Konflik perdagangan yang memanas antara Amerika Serikat (AS) dan China diprediksi membuka peluang besar bagi komoditas kelapa sawit Indonesia. Eskalasi tarif yang saling berbalas antara kedua negara raksasa ekonomi ini, menciptakan dinamika baru di pasar global.
China, sebagai respons terhadap tarif tinggi yang dikenakan AS atas produk-produknya, membalas dengan menaikkan tarif impor terhadap produk pertanian AS, termasuk minyak kedelai. Langkah ini diperkirakan akan berdampak signifikan, mengingat petani AS merupakan salah satu basis pendukung penting bagi pemerintahan AS.

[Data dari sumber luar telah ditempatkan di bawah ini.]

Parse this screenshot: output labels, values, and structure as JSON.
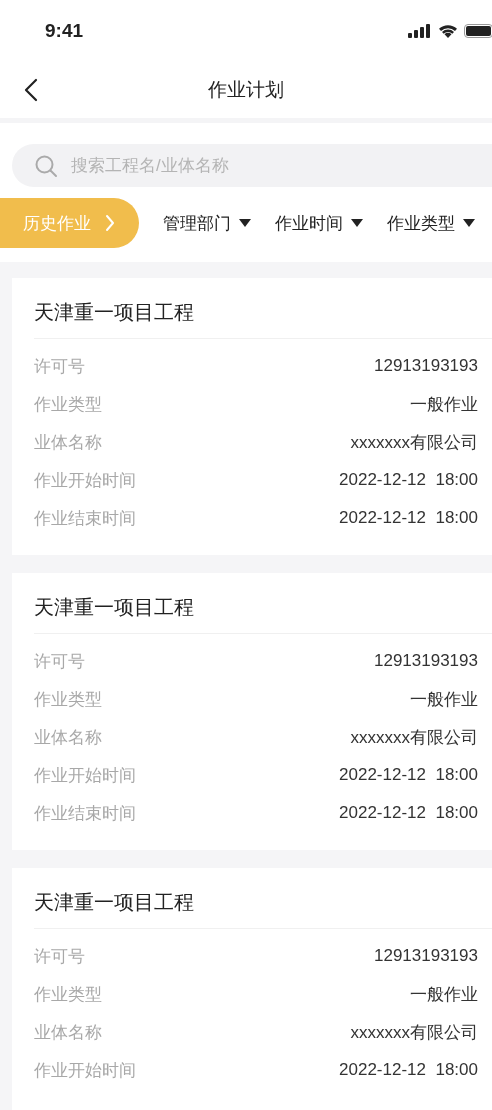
{
  "status_bar": {
    "time": "9:41"
  },
  "nav": {
    "title": "作业计划"
  },
  "search": {
    "placeholder": "搜索工程名/业体名称"
  },
  "history_button": {
    "label": "历史作业"
  },
  "filters": [
    {
      "label": "管理部门"
    },
    {
      "label": "作业时间"
    },
    {
      "label": "作业类型"
    }
  ],
  "cards": [
    {
      "title": "天津重一项目工程",
      "fields": [
        {
          "label": "许可号",
          "value": "12913193193"
        },
        {
          "label": "作业类型",
          "value": "一般作业"
        },
        {
          "label": "业体名称",
          "value": "xxxxxxx有限公司"
        },
        {
          "label": "作业开始时间",
          "value": "2022-12-12  18:00"
        },
        {
          "label": "作业结束时间",
          "value": "2022-12-12  18:00"
        }
      ]
    },
    {
      "title": "天津重一项目工程",
      "fields": [
        {
          "label": "许可号",
          "value": "12913193193"
        },
        {
          "label": "作业类型",
          "value": "一般作业"
        },
        {
          "label": "业体名称",
          "value": "xxxxxxx有限公司"
        },
        {
          "label": "作业开始时间",
          "value": "2022-12-12  18:00"
        },
        {
          "label": "作业结束时间",
          "value": "2022-12-12  18:00"
        }
      ]
    },
    {
      "title": "天津重一项目工程",
      "fields": [
        {
          "label": "许可号",
          "value": "12913193193"
        },
        {
          "label": "作业类型",
          "value": "一般作业"
        },
        {
          "label": "业体名称",
          "value": "xxxxxxx有限公司"
        },
        {
          "label": "作业开始时间",
          "value": "2022-12-12  18:00"
        }
      ]
    }
  ]
}
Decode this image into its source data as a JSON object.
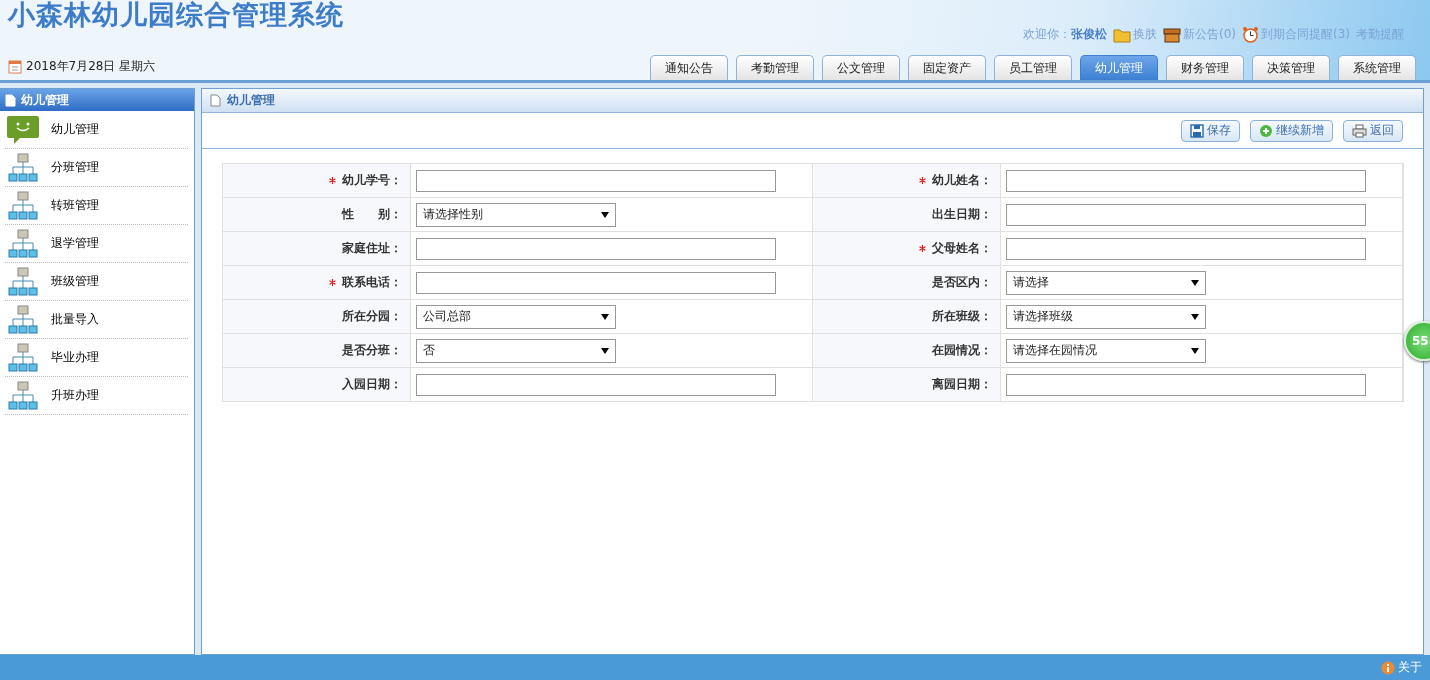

Kondisi ini berpotensi mendorong China untuk mengurangi impor kedelai dari AS, terutama dengan kebijakan devaluasi Yuan yang semakin memperburuk daya saing produk AS. Sebagai alternatif, China diperkirakan akan meningkatkan impor minyak sawit dari Indonesia dan Malaysia.
Peningkatan permintaan dari China ini menjadi peluang emas bagi Indonesia untuk mendongkrak ekspor minyak sawitnya. Indonesia perlu memanfaatkan momentum ini secara optimal untuk memperkuat posisinya sebagai produsen dan eksportir utama minyak sawit dunia.
Analis pasar juga meyakini bahwa ketegangan perdagangan AS-China akan mendorong diversifikasi sumber impor kedelai oleh China. Selain mengalihkan sebagian pembelian ke negara-negara Amerika Selatan seperti Brasil dan Argentina, China juga berpotensi mengganti sebagian kebutuhan kedelainya dengan minyak sawit.
Sebagai contoh, pada tahun 2018, ketika China mengenakan tarif 25% pada impor kedelai AS, impor kedelai dari AS anjlok drastis sebesar 57%, sementara impor dari Brasil melonjak 41%. Hal ini menunjukkan bahwa China memiliki fleksibilitas untuk menyesuaikan sumber impornya dalam merespons perubahan kebijakan perdagangan.